3. Equal time should be spent on crisis response.
Cyber threat identification and reduction is an important part of the board’s risk oversight duties. However, today’s companies can no longer count on the fact that they’ll be able to prevent a cyberattack. How the organization chooses to respond in the precious hours following a cyber breach often determines the severity of the crisis and its long-term effects.
Furthermore, boards without an incident response plan are more likely to make mistakes following a cyber breach, whether related to disclosure requirements or a poorly-informed spokesperson.
“Many companies have written incident response plans,” said George, “but in the event of a breach, the plan is never referenced.” (More on crisis response planning in our recent post, Before the Breach: 4 Board Lessons in Cyber Breach Preparation).
To be truly effective, a company’s incident response plan needs to reflect the company’s current assets and threats, as well as any regulatory or contractual obligations. But most importantly, it needs to be tested to ensure it reflects the priorities and interest of the company.

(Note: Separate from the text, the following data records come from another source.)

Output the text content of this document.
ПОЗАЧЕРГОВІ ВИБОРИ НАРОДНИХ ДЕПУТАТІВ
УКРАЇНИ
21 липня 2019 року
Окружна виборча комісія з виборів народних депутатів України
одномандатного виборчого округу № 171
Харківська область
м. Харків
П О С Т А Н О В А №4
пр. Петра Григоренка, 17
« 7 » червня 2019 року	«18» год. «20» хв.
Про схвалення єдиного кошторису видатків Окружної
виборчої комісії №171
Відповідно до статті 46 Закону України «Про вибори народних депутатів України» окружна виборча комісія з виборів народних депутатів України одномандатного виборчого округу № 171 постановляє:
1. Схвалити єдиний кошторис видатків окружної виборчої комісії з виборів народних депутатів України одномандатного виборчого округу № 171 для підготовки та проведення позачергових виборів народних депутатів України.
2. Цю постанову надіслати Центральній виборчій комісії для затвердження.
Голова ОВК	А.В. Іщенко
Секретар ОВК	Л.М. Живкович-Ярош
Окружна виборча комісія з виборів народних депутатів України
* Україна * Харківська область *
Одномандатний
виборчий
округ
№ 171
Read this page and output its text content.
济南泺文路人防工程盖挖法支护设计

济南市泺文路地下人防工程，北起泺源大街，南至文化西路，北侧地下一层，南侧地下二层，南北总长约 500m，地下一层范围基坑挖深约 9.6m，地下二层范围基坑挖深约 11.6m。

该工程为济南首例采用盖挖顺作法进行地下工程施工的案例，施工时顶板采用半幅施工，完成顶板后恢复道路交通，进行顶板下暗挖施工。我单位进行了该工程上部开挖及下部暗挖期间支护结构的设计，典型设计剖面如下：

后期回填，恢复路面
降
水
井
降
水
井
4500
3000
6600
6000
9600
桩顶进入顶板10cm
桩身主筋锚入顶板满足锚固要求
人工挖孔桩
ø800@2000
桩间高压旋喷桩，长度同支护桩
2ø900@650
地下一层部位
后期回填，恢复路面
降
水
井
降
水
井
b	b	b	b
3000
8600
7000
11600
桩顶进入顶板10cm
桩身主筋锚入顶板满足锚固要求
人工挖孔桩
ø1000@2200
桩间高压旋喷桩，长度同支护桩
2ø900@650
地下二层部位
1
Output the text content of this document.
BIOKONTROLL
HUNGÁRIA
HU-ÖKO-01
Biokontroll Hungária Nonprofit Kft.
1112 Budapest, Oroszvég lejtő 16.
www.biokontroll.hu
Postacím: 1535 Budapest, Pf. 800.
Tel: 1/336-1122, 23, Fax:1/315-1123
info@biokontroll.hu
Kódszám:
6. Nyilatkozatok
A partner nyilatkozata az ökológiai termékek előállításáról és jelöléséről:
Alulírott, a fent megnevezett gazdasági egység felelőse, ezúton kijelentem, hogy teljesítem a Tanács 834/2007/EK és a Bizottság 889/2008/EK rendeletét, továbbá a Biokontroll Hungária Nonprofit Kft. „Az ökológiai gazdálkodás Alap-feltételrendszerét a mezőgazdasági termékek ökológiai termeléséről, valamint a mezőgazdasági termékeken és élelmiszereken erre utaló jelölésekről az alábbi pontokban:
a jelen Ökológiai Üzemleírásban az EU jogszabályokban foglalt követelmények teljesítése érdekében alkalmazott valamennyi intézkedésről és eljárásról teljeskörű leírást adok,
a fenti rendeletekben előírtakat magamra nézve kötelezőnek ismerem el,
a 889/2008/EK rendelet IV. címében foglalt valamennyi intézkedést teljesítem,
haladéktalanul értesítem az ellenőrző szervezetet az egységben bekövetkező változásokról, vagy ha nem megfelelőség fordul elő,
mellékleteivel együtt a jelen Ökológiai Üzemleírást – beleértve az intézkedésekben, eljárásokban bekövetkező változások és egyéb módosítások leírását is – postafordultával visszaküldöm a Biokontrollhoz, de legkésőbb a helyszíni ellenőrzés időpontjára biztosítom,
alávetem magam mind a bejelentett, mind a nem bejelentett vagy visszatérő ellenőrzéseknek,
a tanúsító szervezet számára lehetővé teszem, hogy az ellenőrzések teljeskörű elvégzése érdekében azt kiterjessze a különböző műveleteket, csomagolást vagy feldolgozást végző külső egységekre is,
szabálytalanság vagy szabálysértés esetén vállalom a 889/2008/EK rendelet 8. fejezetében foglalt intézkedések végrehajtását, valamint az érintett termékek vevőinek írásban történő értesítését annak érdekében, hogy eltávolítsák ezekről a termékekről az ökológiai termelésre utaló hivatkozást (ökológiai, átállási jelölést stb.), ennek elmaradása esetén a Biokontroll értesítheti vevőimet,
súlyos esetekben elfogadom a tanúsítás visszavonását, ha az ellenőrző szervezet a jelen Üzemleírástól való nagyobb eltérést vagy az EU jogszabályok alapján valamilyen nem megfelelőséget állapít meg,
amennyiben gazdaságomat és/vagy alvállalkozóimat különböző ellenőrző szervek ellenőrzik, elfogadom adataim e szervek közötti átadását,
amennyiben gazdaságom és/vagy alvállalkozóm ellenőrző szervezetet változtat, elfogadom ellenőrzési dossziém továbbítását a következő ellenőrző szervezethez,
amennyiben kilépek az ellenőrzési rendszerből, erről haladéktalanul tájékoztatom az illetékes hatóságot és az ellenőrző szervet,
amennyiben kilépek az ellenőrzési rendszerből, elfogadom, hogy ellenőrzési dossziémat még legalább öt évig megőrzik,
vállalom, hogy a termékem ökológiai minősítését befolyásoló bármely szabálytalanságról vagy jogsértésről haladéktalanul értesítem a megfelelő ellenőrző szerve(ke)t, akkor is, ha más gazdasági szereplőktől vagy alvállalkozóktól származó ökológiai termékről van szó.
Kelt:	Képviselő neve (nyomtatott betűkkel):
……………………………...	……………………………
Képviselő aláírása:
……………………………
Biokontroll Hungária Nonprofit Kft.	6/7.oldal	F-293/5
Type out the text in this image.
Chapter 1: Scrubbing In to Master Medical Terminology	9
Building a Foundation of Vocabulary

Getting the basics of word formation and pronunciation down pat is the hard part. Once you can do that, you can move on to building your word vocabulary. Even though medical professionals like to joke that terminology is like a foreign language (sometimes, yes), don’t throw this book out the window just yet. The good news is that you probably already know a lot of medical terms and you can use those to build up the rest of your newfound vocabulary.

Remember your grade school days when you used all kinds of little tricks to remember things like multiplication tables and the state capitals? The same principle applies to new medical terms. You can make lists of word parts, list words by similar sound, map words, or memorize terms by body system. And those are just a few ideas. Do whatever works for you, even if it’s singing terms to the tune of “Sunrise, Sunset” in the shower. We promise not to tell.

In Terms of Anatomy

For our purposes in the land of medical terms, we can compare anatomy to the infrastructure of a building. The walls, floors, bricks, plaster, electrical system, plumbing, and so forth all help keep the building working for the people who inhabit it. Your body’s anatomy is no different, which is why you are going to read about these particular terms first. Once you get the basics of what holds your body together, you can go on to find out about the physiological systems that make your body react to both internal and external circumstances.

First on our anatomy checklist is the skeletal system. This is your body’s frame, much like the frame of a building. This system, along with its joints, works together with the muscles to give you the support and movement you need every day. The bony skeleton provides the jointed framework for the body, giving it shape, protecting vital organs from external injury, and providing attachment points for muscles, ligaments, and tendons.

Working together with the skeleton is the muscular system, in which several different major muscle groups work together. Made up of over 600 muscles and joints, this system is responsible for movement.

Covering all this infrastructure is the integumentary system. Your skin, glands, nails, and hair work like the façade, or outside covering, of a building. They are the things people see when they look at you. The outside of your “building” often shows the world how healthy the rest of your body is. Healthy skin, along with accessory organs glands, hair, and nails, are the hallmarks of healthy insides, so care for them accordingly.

The best way to practice those skills is through table-top exercise, explained George. By simulating a crisis, companies can identify weaknesses in their plans and prepare to coordinate across teams that rarely work together.
“Boards should ask management about how often their incident response plan has been updated,” said George. Boards should also ensure management is addressing any weaknesses identified through the simulation.
Cyber risk has introduced many uncertainties into the boardroom; however, today’s directors should feel confident in their ability to establish a risk oversight process and execute a coordinated response.